In terms of sports nutrition, think of athletes that might only eat appropriately on game day. For example, they might eat nothing but sugary cereal, Mountain Dew and pizza ALL WEEK, but once game day rolls around, they choose to actually fuel their bodies with pasta, chicken and fruit. Think about it; if these athletes treated every day like game day by eating right and getting more rest, imagine how much greater they would be. The thing is, you have to be somewhat consistent to start to see any results. Just like one bad meal isn’t going to make or break your diet, one healthy meal isn’t going to make you a superstar.
FOOD IS FITTING
It’s important to find a balance between fueling your body and feeding your cravings. Pasta, bread, bananas and ice cream do not have to be cut out – all foods fit! As a dietitian, I have seen it time and time again: DIETS DON’T WORK. This is because diets are quick fixes including some unsustainable form elimination or deprivation. In other words, diets are not meant for the long run and will leave you feeling more than just hungry.
Hence, when my clients ask me if they should go on the _____ diet, I ask them one simple question:
“Can you picture yourself following this diet for 18 months straight?”

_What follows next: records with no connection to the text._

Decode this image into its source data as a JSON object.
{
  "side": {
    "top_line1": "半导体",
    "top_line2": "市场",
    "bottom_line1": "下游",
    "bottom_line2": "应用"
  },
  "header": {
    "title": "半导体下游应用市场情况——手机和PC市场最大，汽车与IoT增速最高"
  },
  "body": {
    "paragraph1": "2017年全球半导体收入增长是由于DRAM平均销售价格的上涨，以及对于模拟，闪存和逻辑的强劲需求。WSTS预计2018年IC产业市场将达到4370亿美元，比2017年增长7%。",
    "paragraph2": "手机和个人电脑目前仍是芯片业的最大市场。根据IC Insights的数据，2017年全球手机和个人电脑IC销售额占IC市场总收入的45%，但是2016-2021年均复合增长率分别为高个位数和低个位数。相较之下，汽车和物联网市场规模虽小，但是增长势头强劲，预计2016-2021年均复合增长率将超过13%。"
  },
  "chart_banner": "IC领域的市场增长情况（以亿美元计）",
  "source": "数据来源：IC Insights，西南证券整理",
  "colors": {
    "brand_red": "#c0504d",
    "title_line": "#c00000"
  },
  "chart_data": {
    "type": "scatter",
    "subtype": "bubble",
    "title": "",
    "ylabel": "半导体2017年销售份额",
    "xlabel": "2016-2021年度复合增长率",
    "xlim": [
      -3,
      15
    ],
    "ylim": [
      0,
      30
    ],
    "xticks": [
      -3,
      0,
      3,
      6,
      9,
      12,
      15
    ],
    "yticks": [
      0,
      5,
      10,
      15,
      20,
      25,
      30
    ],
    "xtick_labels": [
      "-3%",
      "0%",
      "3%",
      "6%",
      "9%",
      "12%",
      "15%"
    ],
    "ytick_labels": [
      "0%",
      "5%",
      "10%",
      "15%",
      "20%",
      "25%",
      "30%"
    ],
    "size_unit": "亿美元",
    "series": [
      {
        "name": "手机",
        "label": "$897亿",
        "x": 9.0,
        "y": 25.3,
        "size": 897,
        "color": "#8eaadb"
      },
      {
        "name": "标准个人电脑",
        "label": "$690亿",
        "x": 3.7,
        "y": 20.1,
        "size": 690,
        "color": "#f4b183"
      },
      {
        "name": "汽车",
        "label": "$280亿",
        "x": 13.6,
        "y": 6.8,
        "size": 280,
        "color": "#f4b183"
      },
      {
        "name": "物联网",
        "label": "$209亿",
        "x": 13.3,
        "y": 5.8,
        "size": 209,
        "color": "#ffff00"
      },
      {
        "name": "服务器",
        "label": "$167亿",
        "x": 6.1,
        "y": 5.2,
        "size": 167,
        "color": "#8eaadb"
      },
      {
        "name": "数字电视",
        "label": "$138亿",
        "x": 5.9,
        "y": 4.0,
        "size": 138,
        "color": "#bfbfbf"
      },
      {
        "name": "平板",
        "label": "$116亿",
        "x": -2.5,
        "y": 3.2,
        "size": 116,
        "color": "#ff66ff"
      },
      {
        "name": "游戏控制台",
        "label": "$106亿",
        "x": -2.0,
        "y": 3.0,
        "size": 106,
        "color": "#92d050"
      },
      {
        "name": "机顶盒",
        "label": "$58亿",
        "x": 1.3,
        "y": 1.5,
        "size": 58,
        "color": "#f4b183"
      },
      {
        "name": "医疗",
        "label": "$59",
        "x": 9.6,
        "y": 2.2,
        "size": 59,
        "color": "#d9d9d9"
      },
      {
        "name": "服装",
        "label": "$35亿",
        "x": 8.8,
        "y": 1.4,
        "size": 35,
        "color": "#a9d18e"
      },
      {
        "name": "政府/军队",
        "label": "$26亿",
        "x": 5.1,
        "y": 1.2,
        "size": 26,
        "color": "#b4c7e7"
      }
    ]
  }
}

If the answer NO (which is almost always the case), I ask the client to strongly reconsider. Though the diet may result in weight loss initially, chances are you will not be able to sustain the diet and will gain the weight back. The bottom line is, the best diet is the one YOU can adhere to long term.
Follow The Right Path:
Moving more, lifting weights, and eating well 90% of the time can support and upgrade any type of goal we have in life. We do not have to reinvent the wheel to be successful. We should seek out what the best people in our field are doing, follow the path they have paved, and learn from them. The bottom line is, unless you have invented a new rocket ship, or the next plan to rid all traffic, someone else has already been on the road we are currently on. Follow the original recipe and master it before you try to toil with some new spices.
You don’t need much more than a linear periodization model for your training, a few minutes everyday on the basics of technique, and at least an hour a week with a dietitian like Danielle Rancourt.

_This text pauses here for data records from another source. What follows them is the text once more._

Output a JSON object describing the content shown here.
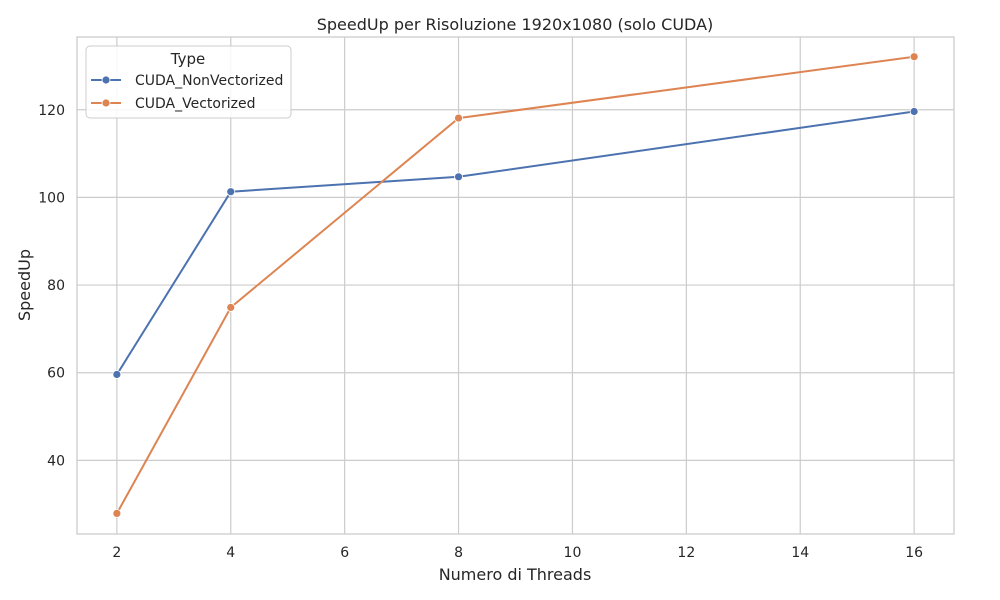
{
  "chart_data": {
    "type": "line",
    "title": "SpeedUp per Risoluzione 1920x1080 (solo CUDA)",
    "xlabel": "Numero di Threads",
    "ylabel": "SpeedUp",
    "x": [
      2,
      4,
      8,
      16
    ],
    "xticks": [
      2,
      4,
      6,
      8,
      10,
      12,
      14,
      16
    ],
    "yticks": [
      40,
      60,
      80,
      100,
      120
    ],
    "xlim": [
      1.3,
      16.7
    ],
    "ylim": [
      23.2,
      136.6
    ],
    "grid": true,
    "legend": {
      "title": "Type",
      "placement": "top-left"
    },
    "series": [
      {
        "name": "CUDA_NonVectorized",
        "color": "#4c72b0",
        "values": [
          59.6,
          101.3,
          104.7,
          119.6
        ]
      },
      {
        "name": "CUDA_Vectorized",
        "color": "#dd8452",
        "values": [
          27.9,
          74.9,
          118.1,
          132.1
        ]
      }
    ]
  }
}
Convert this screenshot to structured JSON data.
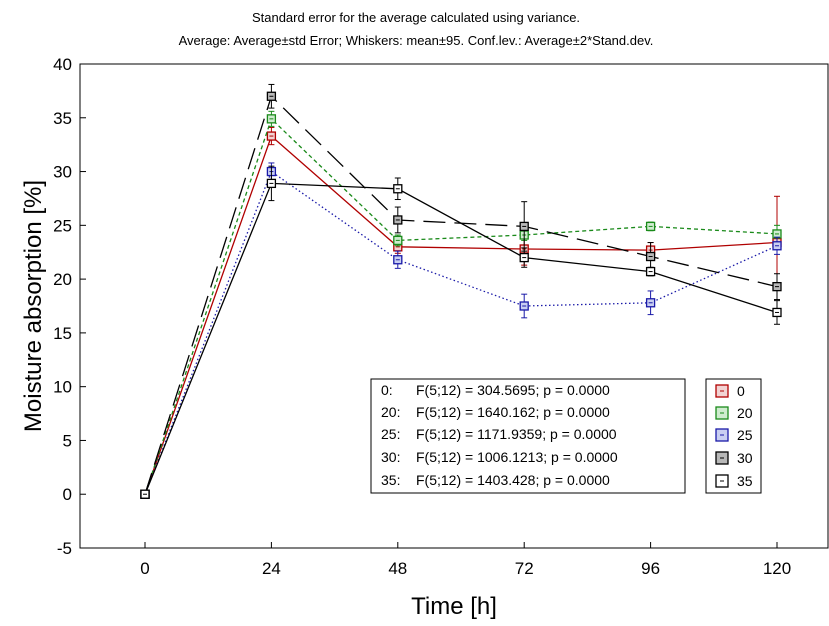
{
  "chart_data": {
    "type": "line",
    "title_line1": "Standard error for the average calculated using variance.",
    "title_line2": "Average: Average±std Error; Whiskers: mean±95. Conf.lev.: Average±2*Stand.dev.",
    "xlabel": "Time [h]",
    "ylabel": "Moisture absorption [%]",
    "x": [
      0,
      24,
      48,
      72,
      96,
      120
    ],
    "x_tick_labels": [
      "0",
      "24",
      "48",
      "72",
      "96",
      "120"
    ],
    "y_ticks": [
      -5,
      0,
      5,
      10,
      15,
      20,
      25,
      30,
      35,
      40
    ],
    "y_tick_labels": [
      "-5",
      "0",
      "5",
      "10",
      "15",
      "20",
      "25",
      "30",
      "35",
      "40"
    ],
    "ylim": [
      -5,
      40
    ],
    "grid": false,
    "legend_position": "bottom-right",
    "series": [
      {
        "name": "0",
        "color": "#b00000",
        "fill": "#f2d3d3",
        "dash": "",
        "values": [
          0,
          33.3,
          23.0,
          22.8,
          22.7,
          23.4
        ],
        "err": [
          0,
          0.8,
          0.6,
          1.5,
          0.7,
          4.3
        ]
      },
      {
        "name": "20",
        "color": "#1a8a1a",
        "fill": "#cfeccf",
        "dash": "4,3",
        "values": [
          0,
          34.9,
          23.6,
          24.1,
          24.9,
          24.2
        ],
        "err": [
          0,
          0.7,
          0.5,
          0.5,
          0.4,
          0.8
        ]
      },
      {
        "name": "25",
        "color": "#1a1aa8",
        "fill": "#c9cff2",
        "dash": "1.5,2.5",
        "values": [
          0,
          30.0,
          21.8,
          17.5,
          17.8,
          23.1
        ],
        "err": [
          0,
          0.8,
          0.8,
          1.1,
          1.1,
          0.8
        ]
      },
      {
        "name": "30",
        "color": "#000000",
        "fill": "#b8b8b8",
        "dash": "22,9",
        "values": [
          0,
          37.0,
          25.5,
          24.9,
          22.1,
          19.3
        ],
        "err": [
          0,
          1.1,
          1.2,
          2.3,
          1.3,
          1.2
        ]
      },
      {
        "name": "35",
        "color": "#000000",
        "fill": "#ffffff",
        "dash": "",
        "values": [
          0,
          28.9,
          28.4,
          22.0,
          20.7,
          16.9
        ],
        "err": [
          0,
          1.6,
          1.0,
          0.9,
          0.4,
          1.1
        ]
      }
    ],
    "stats_box": [
      {
        "label": "0:",
        "text": "F(5;12) = 304.5695; p = 0.0000"
      },
      {
        "label": "20:",
        "text": "F(5;12) = 1640.162; p = 0.0000"
      },
      {
        "label": "25:",
        "text": "F(5;12) = 1171.9359; p = 0.0000"
      },
      {
        "label": "30:",
        "text": "F(5;12) = 1006.1213; p = 0.0000"
      },
      {
        "label": "35:",
        "text": "F(5;12) = 1403.428; p = 0.0000"
      }
    ]
  }
}
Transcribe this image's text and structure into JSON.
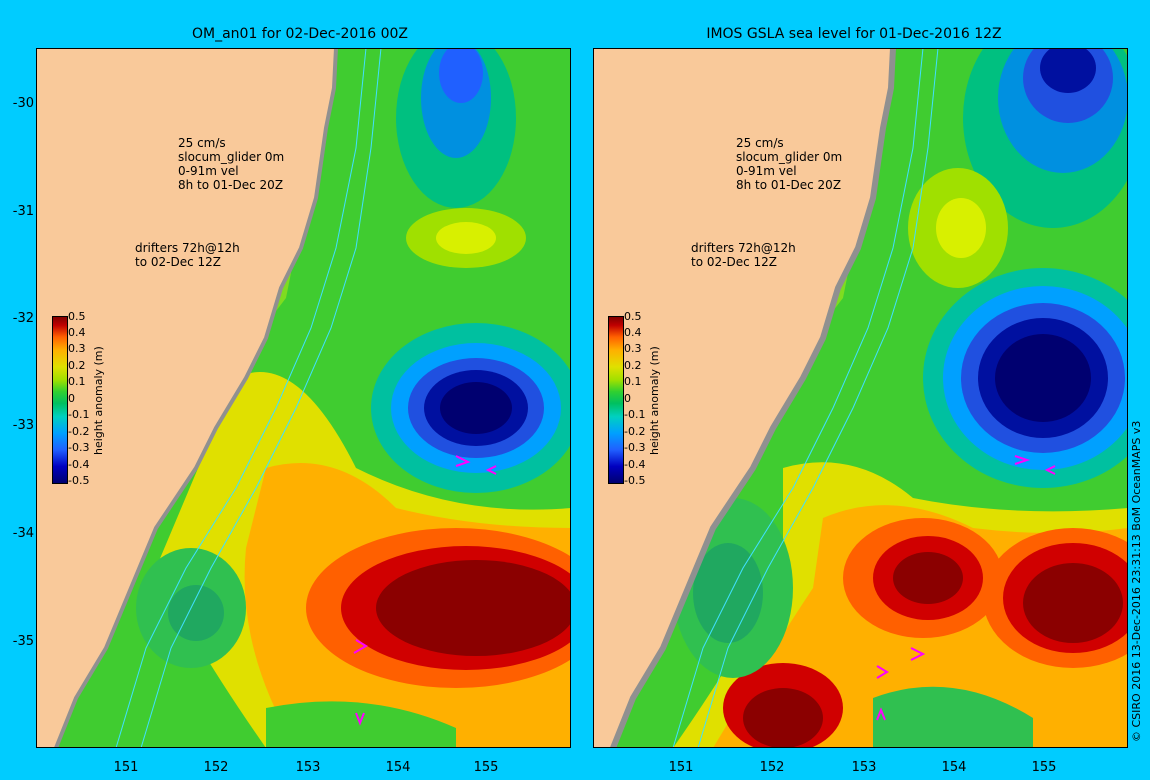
{
  "panels": [
    {
      "title": "OM_an01 for 02-Dec-2016 00Z",
      "legend": {
        "scale": "25 cm/s",
        "glider": "slocum_glider 0m",
        "vel": "0-91m vel",
        "time": "8h to 01-Dec 20Z",
        "drifters1": "drifters 72h@12h",
        "drifters2": "to 02-Dec 12Z"
      }
    },
    {
      "title": "IMOS GSLA sea level  for 01-Dec-2016 12Z",
      "legend": {
        "scale": "25 cm/s",
        "glider": "slocum_glider 0m",
        "vel": "0-91m vel",
        "time": "8h to 01-Dec 20Z",
        "drifters1": "drifters 72h@12h",
        "drifters2": "to 02-Dec 12Z"
      }
    }
  ],
  "lat_ticks": [
    "-30",
    "-31",
    "-32",
    "-33",
    "-34",
    "-35"
  ],
  "lon_ticks": [
    "151",
    "152",
    "153",
    "154",
    "155"
  ],
  "colorbar": {
    "label": "height anomaly (m)",
    "ticks": [
      "0.5",
      "0.4",
      "0.3",
      "0.2",
      "0.1",
      "0",
      "-0.1",
      "-0.2",
      "-0.3",
      "-0.4",
      "-0.5"
    ]
  },
  "credit": "© CSIRO 2016  13-Dec-2016 23:31:13 BoM OceanMAPS v3",
  "colors": {
    "land": "#f9c99a",
    "background": "#00ccff",
    "high": "#8b0000",
    "low": "#000070"
  }
}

Picture your life 10, 20, 30 years from now if you continue on the path you are currently on. Does it look promising? It is everything you ever dreamed of? We should always strive to be healthier, wiser, and better human beings. Our goals and dreams should intertwine our nutrition and training with our family and community. However, these goals and dreams need some fuel in order to come true, and that fuel is your WHY.